CUDA_VISIBLE_DEVICES=0 python train_model.py $CONFIG_DIR/getting_started.yaml

This will run for num_training_iterations many iterations or until we kill the process via ctrl + c. The current model is saved every save_frequency (default value: 500) iterations, so you may abort and restart at any time.

Every call of train_model.py will keep track of the number of training iterations as well as the configuration options used. This means that you do not have to keep track yourself. Moreover, the currently installed python packages and the git revision is logged. This information will be exported together with the model, to ensure reproducibility. The keys model_checkpoint_path and log_path define where the model checkpoints and the tensorboard log files will be saved to. The model_checkpoint_path also defines the path from which the weights of the neural network will be recovered from in a subsequent call to train_model.py if model_restore_model is set to True. If you wish to start from scratch, you can set model_restore_model to False or manually delete the checkpoint and log directory of your model. In order not to get models mixed up, you should make sure that each of your trained models has a unique name as defined in the key unique_name.

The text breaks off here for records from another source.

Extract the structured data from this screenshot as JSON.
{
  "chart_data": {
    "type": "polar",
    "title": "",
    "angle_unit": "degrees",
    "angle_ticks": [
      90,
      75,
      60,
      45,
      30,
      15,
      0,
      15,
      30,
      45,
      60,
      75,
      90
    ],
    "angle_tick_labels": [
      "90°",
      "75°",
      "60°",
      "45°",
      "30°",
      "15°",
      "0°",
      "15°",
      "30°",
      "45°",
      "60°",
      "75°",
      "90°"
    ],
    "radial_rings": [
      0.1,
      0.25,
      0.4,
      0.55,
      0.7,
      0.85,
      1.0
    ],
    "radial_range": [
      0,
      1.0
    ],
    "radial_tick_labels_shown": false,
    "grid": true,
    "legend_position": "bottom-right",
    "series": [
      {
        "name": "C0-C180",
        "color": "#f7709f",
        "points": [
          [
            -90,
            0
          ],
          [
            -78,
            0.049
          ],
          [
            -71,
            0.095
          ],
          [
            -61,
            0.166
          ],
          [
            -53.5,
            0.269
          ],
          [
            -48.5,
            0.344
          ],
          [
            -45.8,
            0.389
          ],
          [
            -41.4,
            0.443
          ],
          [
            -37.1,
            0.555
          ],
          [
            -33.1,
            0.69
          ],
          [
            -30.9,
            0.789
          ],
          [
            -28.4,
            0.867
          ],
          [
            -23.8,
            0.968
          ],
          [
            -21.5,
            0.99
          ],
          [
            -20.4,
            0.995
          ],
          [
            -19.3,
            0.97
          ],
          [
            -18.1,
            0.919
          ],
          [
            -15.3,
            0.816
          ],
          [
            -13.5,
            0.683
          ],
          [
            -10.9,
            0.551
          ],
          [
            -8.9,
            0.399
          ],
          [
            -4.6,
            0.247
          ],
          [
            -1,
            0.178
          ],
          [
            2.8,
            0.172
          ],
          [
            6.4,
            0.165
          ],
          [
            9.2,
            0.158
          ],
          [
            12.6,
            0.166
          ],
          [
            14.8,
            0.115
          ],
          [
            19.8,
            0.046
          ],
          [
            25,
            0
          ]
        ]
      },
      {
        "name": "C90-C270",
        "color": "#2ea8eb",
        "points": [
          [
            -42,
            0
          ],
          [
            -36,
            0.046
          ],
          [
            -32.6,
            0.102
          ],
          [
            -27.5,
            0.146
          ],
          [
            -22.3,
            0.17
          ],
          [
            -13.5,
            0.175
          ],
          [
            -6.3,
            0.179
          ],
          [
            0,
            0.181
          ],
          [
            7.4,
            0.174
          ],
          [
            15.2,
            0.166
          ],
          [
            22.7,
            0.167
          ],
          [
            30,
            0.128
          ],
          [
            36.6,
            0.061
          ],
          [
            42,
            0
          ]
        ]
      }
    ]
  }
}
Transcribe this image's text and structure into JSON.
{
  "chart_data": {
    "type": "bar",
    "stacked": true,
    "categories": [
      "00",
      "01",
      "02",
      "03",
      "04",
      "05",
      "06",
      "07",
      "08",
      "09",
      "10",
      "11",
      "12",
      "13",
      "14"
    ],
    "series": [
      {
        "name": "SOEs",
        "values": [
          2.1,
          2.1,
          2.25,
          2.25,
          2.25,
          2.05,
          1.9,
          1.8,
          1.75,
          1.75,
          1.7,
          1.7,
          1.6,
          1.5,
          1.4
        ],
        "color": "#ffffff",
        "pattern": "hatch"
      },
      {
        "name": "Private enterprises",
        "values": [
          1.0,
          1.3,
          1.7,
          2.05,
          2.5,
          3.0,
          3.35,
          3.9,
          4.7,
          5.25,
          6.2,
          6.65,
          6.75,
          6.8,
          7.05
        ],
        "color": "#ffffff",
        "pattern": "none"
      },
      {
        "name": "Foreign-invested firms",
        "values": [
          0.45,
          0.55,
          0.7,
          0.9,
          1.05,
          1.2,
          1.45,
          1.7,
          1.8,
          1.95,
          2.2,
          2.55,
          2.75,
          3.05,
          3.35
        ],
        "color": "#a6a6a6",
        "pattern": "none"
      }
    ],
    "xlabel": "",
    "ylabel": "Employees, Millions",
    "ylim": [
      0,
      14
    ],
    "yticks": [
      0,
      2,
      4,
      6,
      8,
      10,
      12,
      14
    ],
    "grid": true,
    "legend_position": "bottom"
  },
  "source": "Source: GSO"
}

The easiest way to achieve this is to have a separate configuration file for each of your models.

Note

Many more configuration options are available which are documented in Configuration Options. The software framework is meant to provide high flexibility. Therefore you can easily swap out modules and create custom ones. We have briefly touched the option to create your own neural network architecture here as well as the option to add custom loss functions. More information on the exchangeable modules is provided in Code Documentation.